Le mercredi 11 juillet 1804, Aaron Burr traversa le North-River pour gagner le New-Jersey ; il y trouva Hamilton accompagné de M. Pendleton et du docteur Hosack, un des médecins les plus considérables de New-York. Voici le récit que le docteur nous a laissé de ce duel.

« Burr tira le premier : la balle frappa Hamilton au côté droit, passant au travers des vertèbres. Quand la balle le toucha, le colonel se dressa involontairement sur les pieds, tourna à gauche ; à ce moment, son pistolet fit feu, et le colonel tomba sur la face.

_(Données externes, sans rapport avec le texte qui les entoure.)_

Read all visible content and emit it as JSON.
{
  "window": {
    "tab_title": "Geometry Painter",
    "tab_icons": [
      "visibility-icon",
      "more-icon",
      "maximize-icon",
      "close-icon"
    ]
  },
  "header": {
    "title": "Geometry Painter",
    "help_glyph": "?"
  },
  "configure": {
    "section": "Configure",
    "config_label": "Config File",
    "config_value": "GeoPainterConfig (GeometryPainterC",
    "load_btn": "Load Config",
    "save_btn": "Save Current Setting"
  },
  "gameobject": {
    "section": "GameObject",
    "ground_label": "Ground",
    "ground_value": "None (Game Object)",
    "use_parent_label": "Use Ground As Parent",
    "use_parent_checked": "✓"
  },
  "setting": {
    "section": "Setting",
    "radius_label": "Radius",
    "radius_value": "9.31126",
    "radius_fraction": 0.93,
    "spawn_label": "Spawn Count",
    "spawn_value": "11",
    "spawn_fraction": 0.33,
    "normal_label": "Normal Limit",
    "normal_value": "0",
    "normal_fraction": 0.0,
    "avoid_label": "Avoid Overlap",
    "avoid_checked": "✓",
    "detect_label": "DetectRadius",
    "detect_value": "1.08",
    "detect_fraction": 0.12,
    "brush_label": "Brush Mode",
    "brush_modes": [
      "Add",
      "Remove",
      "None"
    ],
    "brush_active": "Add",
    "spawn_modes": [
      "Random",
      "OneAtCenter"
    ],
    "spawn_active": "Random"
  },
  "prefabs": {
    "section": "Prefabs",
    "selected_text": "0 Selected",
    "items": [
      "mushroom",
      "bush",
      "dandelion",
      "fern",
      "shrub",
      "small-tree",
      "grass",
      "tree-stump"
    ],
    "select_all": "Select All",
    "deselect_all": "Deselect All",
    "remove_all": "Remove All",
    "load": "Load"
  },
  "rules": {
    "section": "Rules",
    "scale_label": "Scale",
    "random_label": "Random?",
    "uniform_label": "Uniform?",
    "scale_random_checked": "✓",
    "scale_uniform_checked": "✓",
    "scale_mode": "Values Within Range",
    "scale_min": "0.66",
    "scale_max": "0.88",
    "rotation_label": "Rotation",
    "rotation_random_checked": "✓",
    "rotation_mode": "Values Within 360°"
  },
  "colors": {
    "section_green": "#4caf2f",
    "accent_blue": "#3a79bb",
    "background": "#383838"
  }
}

« Je courus, et je le trouvai assis à terre, soutenu dans les bras de Pendleton. Il eut assez de force pour me dire : Docteur, c’est une blessure mortelle ; puis il s’évanouit, et nous le crûmes mort.

« On le mit dans la barque, où il resta insensible jusqu’à ce qu’on se fût éloigné de terre d’environ cinq cents toises. Nos soins le rappelèrent à la vie ; il dit : ma vue se trouble. Sa vue s’éclaircit, et apercevant le pistolet qu’il avait tenu (ne sachant pas qu’il avait tiré), il dit : Prenez garde à ce pistolet, il est chargé et armé ; il pourrait partir et causer quelque malheur. Pendleton sait que je n’avais pas l’intention de tirer sur lui.

« En approchant de la rive, il me dit : Envoyez chercher madame Hamilton, et prévenez-la peu à peu ; mais laissez-lui de l’espérance.